そして最も重要な点は、この「ピロティ・フェラーリ」は、フェラーリのレーシングプログラムに参加する「クライアント・レーシング・ドライバー」のみが購入を許される、ということだ。つまり、フェラーリのレーシングカーで実際に世界中のサーキットを戦っている者だけが手にできる栄光の証であり、一般の顧客はどれだけ資金を積んでも購入することはできない。この究極の限定性が、このモデルを単なる特別仕様車とは一線を画す存在にしている。
その特別性は、内外装のディテールに色濃く反映されている。エクステリアは、499Pのカラーリングにインスパイアされた専用リバリー(カラーリング)が与えられる。ロッソ・スクーデリア、ブルー・ツール・ド・フランス、ネロ・デイトナ、アルジェント・ニュルブルクリンクという、レース由来の4つの基本色をベースに、499Pを象徴するジアッロ・モデナ(モデナイエロー)のアクセントが施される。ボンネットやルーフ、サイドシルに描かれたグラフィックは、レースカーのカラースキームを巧みにロードカーへと落とし込んだものだ。
インテリアもまた、レースとの強い絆を示す。シートはブラックのアルカンターラで仕立てられるが、その中央部分のインサートには、フェラーリの公式レーシングドライバーが着用する本物のレーシングスーツと同じ耐火性ファブリックが使用されている。
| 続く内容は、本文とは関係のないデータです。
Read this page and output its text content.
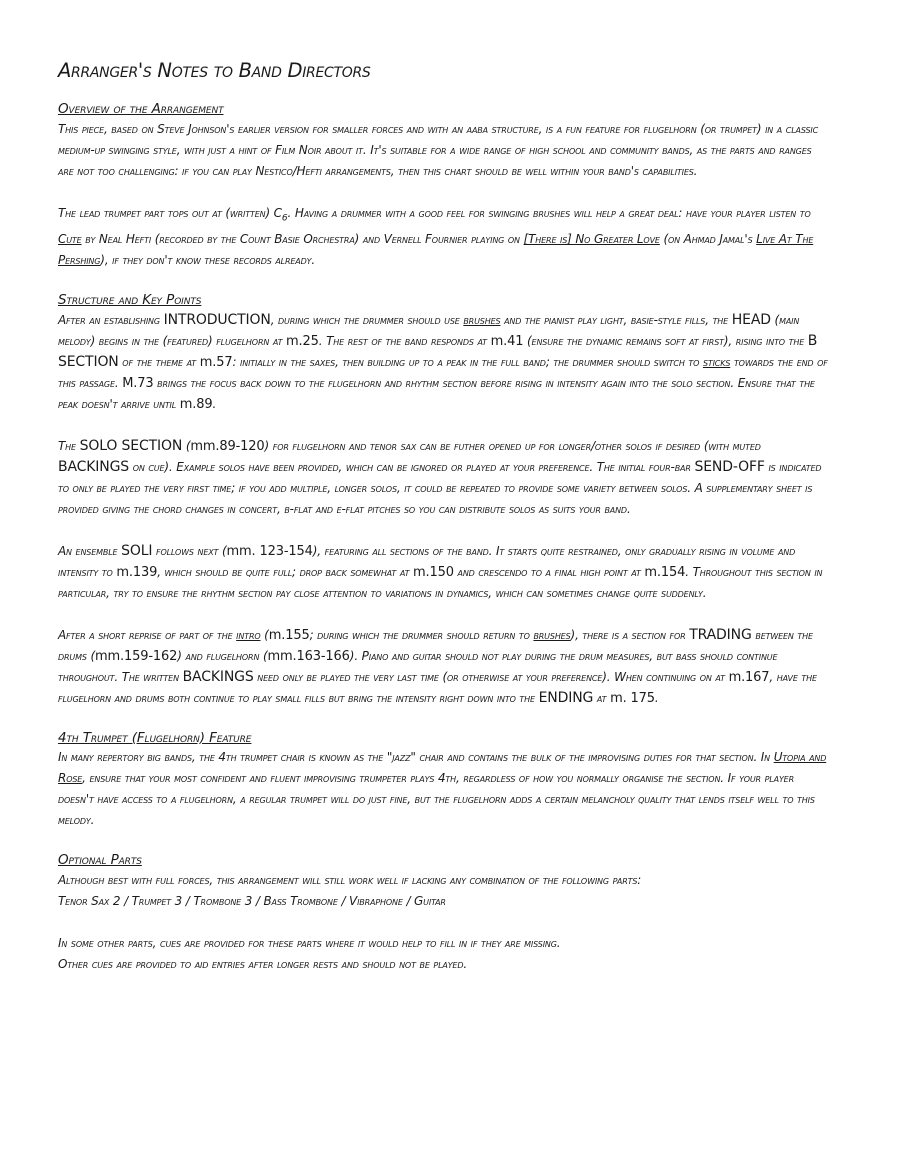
Arranger's Notes to Band Directors
Overview of the Arrangement

This piece, based on Steve Johnson's earlier version for smaller forces and with an aaba structure, is a fun feature for flugelhorn (or trumpet) in a classic medium-up swinging style, with just a hint of Film Noir about it. It's suitable for a wide range of high school and community bands, as the parts and ranges are not too challenging: if you can play Nestico/Hefti arrangements, then this chart should be well within your band's capabilities.

The lead trumpet part tops out at (written) $C_6$. Having a drummer with a good feel for swinging brushes will help a great deal: have your player listen to Cute by Neal Hefti (recorded by the Count Basie Orchestra) and Vernell Fournier playing on [There is] No Greater Love (on Ahmad Jamal's Live At The Pershing), if they don't know these records already.

Structure and Key Points

After an establishing INTRODUCTION, during which the drummer should use brushes and the pianist play light, basie-style fills, the HEAD (main melody) begins in the (featured) flugelhorn at m.25. The rest of the band responds at m.41 (ensure the dynamic remains soft at first), rising into the B SECTION of the theme at m.57: initially in the saxes, then building up to a peak in the full band; the drummer should switch to sticks towards the end of this passage. M.73 brings the focus back down to the flugelhorn and rhythm section before rising in intensity again into the solo section. Ensure that the peak doesn't arrive until m.89.

The SOLO SECTION (mm.89-120) for flugelhorn and tenor sax can be futher opened up for longer/other solos if desired (with muted BACKINGS on cue). Example solos have been provided, which can be ignored or played at your preference. The initial four-bar SEND-OFF is indicated to only be played the very first time; if you add multiple, longer solos, it could be repeated to provide some variety between solos. A supplementary sheet is provided giving the chord changes in concert, b-flat and e-flat pitches so you can distribute solos as suits your band.

An ensemble SOLI follows next (mm. 123-154), featuring all sections of the band. It starts quite restrained, only gradually rising in volume and intensity to m.139, which should be quite full; drop back somewhat at m.150 and crescendo to a final high point at m.154. Throughout this section in particular, try to ensure the rhythm section pay close attention to variations in dynamics, which can sometimes change quite suddenly.

After a short reprise of part of the intro (m.155; during which the drummer should return to brushes), there is a section for TRADING between the drums (mm.159-162) and flugelhorn (mm.163-166). Piano and guitar should not play during the drum measures, but bass should continue throughout. The written BACKINGS need only be played the very last time (or otherwise at your preference). When continuing on at m.167, have the flugelhorn and drums both continue to play small fills but bring the intensity right down into the ENDING at m. 175.

4th Trumpet (Flugelhorn) Feature

In many repertory big bands, the 4th trumpet chair is known as the "jazz" chair and contains the bulk of the improvising duties for that section. In Utopia and Rose, ensure that your most confident and fluent improvising trumpeter plays 4th, regardless of how you normally organise the section. If your player doesn't have access to a flugelhorn, a regular trumpet will do just fine, but the flugelhorn adds a certain melancholy quality that lends itself well to this melody.

Optional Parts

Although best with full forces, this arrangement will still work well if lacking any combination of the following parts:

Tenor Sax 2 / Trumpet 3 / Trombone 3 / Bass Trombone / Vibraphone / Guitar

In some other parts, cues are provided for these parts where it would help to fill in if they are missing.

Other cues are provided to aid entries after longer rests and should not be played.
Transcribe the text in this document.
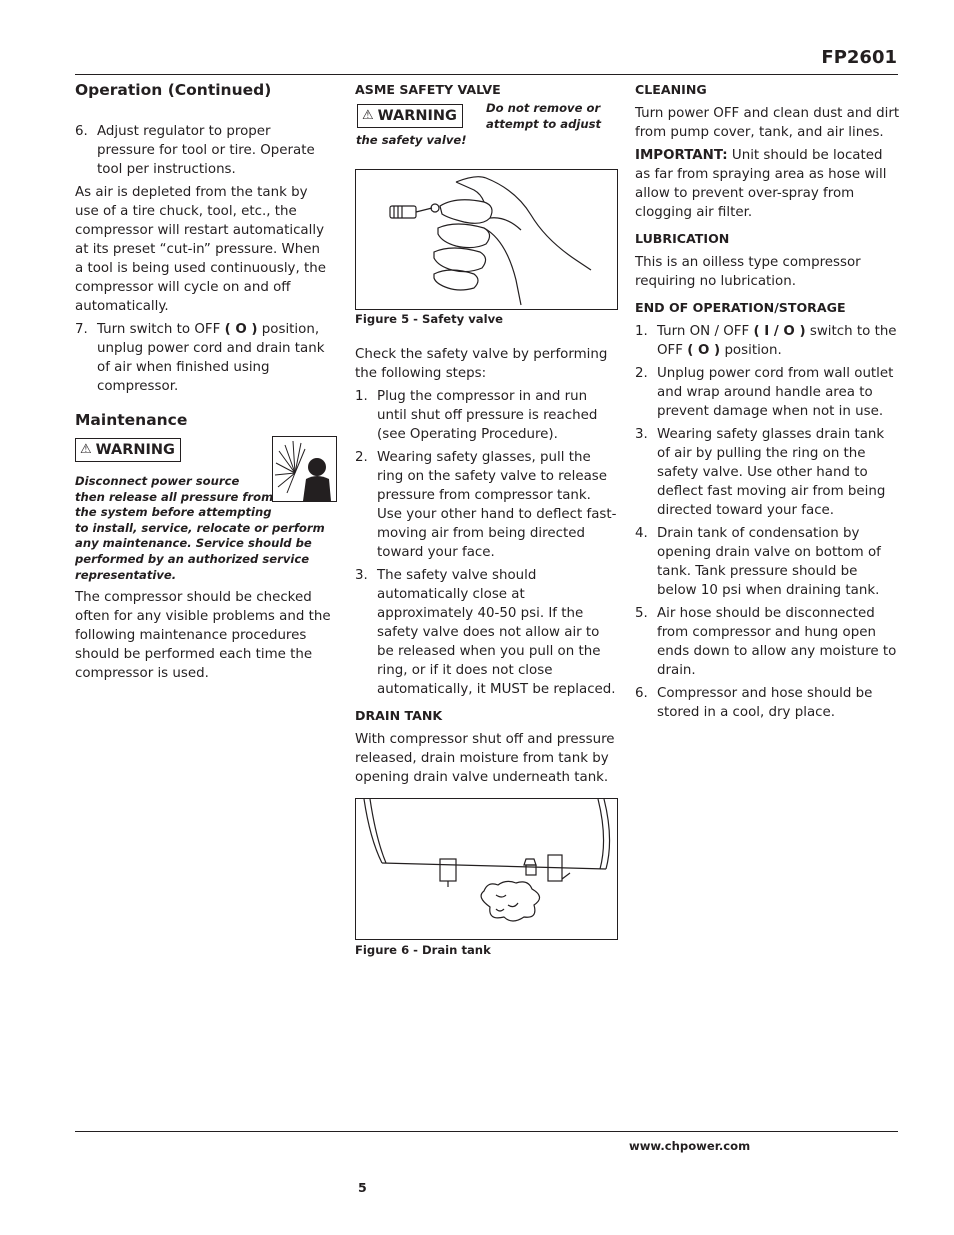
FP2601
Operation (Continued)
6. Adjust regulator to proper pressure for tool or tire. Operate tool per instructions.

As air is depleted from the tank by use of a tire chuck, tool, etc., the compressor will restart automatically at its preset “cut-in” pressure. When a tool is being used continuously, the compressor will cycle on and off automatically.

7. Turn switch to OFF ( O ) position, unplug power cord and drain tank of air when finished using compressor.
Maintenance
⚠ WARNING
Disconnect power source
then release all pressure from
the system before attempting
to install, service, relocate or perform any maintenance. Service should be performed by an authorized service representative.

The compressor should be checked often for any visible problems and the following maintenance procedures should be performed each time the compressor is used.

ASME SAFETY VALVE
⚠ WARNING	Do not remove or
attempt to adjust
the safety valve!
Figure 5 - Safety valve

Check the safety valve by performing the following steps:

1. Plug the compressor in and run until shut off pressure is reached (see Operating Procedure).
2. Wearing safety glasses, pull the ring on the safety valve to release pressure from compressor tank. Use your other hand to deflect fast-moving air from being directed toward your face.
3. The safety valve should automatically close at approximately 40-50 psi. If the safety valve does not allow air to be released when you pull on the ring, or if it does not close automatically, it MUST be replaced.
DRAIN TANK

With compressor shut off and pressure released, drain moisture from tank by opening drain valve underneath tank.

Figure 6 - Drain tank
CLEANING

Turn power OFF and clean dust and dirt from pump cover, tank, and air lines.

IMPORTANT: Unit should be located as far from spraying area as hose will allow to prevent over-spray from clogging air filter.

LUBRICATION

This is an oilless type compressor requiring no lubrication.

END OF OPERATION/STORAGE
1. Turn ON / OFF ( I / O ) switch to the OFF ( O ) position.
2. Unplug power cord from wall outlet and wrap around handle area to prevent damage when not in use.
3. Wearing safety glasses drain tank of air by pulling the ring on the safety valve. Use other hand to deflect fast moving air from being directed toward your face.
4. Drain tank of condensation by opening drain valve on bottom of tank. Tank pressure should be below 10 psi when draining tank.
5. Air hose should be disconnected from compressor and hung open ends down to allow any moisture to drain.
6. Compressor and hose should be stored in a cool, dry place.
www.chpower.com
5
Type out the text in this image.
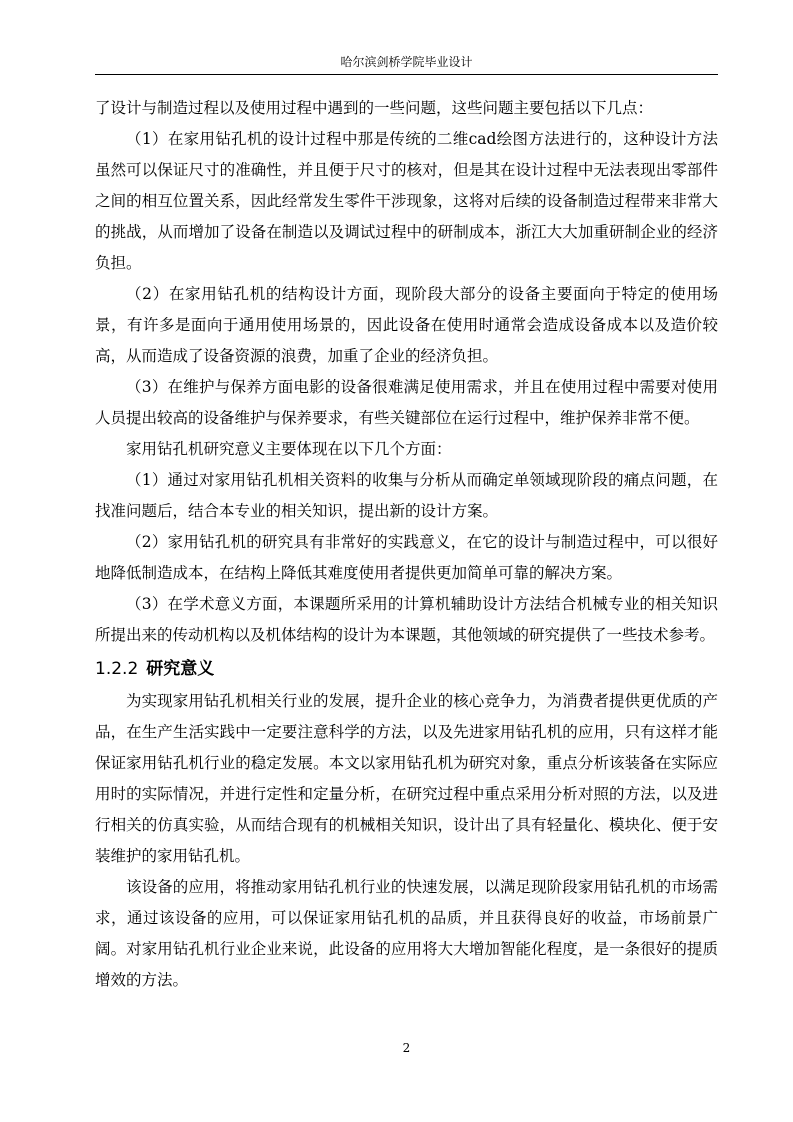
哈尔滨剑桥学院毕业设计

了设计与制造过程以及使用过程中遇到的一些问题，这些问题主要包括以下几点：

（1）在家用钻孔机的设计过程中那是传统的二维cad绘图方法进行的，这种设计方法虽然可以保证尺寸的准确性，并且便于尺寸的核对，但是其在设计过程中无法表现出零部件之间的相互位置关系，因此经常发生零件干涉现象，这将对后续的设备制造过程带来非常大的挑战，从而增加了设备在制造以及调试过程中的研制成本，浙江大大加重研制企业的经济负担。

（2）在家用钻孔机的结构设计方面，现阶段大部分的设备主要面向于特定的使用场景，有许多是面向于通用使用场景的，因此设备在使用时通常会造成设备成本以及造价较高，从而造成了设备资源的浪费，加重了企业的经济负担。

（3）在维护与保养方面电影的设备很难满足使用需求，并且在使用过程中需要对使用人员提出较高的设备维护与保养要求，有些关键部位在运行过程中，维护保养非常不便。

家用钻孔机研究意义主要体现在以下几个方面：

（1）通过对家用钻孔机相关资料的收集与分析从而确定单领域现阶段的痛点问题，在找准问题后，结合本专业的相关知识，提出新的设计方案。

（2）家用钻孔机的研究具有非常好的实践意义，在它的设计与制造过程中，可以很好地降低制造成本，在结构上降低其难度使用者提供更加简单可靠的解决方案。

（3）在学术意义方面，本课题所采用的计算机辅助设计方法结合机械专业的相关知识所提出来的传动机构以及机体结构的设计为本课题，其他领域的研究提供了一些技术参考。

1.2.2 研究意义

为实现家用钻孔机相关行业的发展，提升企业的核心竞争力，为消费者提供更优质的产品，在生产生活实践中一定要注意科学的方法，以及先进家用钻孔机的应用，只有这样才能保证家用钻孔机行业的稳定发展。本文以家用钻孔机为研究对象，重点分析该装备在实际应用时的实际情况，并进行定性和定量分析，在研究过程中重点采用分析对照的方法，以及进行相关的仿真实验，从而结合现有的机械相关知识，设计出了具有轻量化、模块化、便于安装维护的家用钻孔机。

该设备的应用，将推动家用钻孔机行业的快速发展，以满足现阶段家用钻孔机的市场需求，通过该设备的应用，可以保证家用钻孔机的品质，并且获得良好的收益，市场前景广阔。对家用钻孔机行业企业来说，此设备的应用将大大增加智能化程度，是一条很好的提质增效的方法。

2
これは、オーナーがサーキットで戦うドライバーであることを象徴する、何より雄弁なディテールであろう。
パワートレインや基本的な車両性能は、ベースとなった296スペチアーレと共通の880psである。しかし、このモデルの価値は、スペックシートの数字には現れない。それは、フェラーリと共にレースを戦う者だけが共有できる「帰属意識」と「誇り」の具現化であり、マラネッロとの分かちがたい絆の証なのである。
296スペチアーレが技術の粋を集めた究極のパフォーマンスマシンであるとするならば、「ピロティ・フェラーリ」は、そのマシンに魂を吹き込むドライバーへの、フェラーリからの最大級の敬意と感謝の表明だと言えるだろう。それは、単なる自動車を超え、勝利の記憶と栄光を纏った走るトロフィーなのである。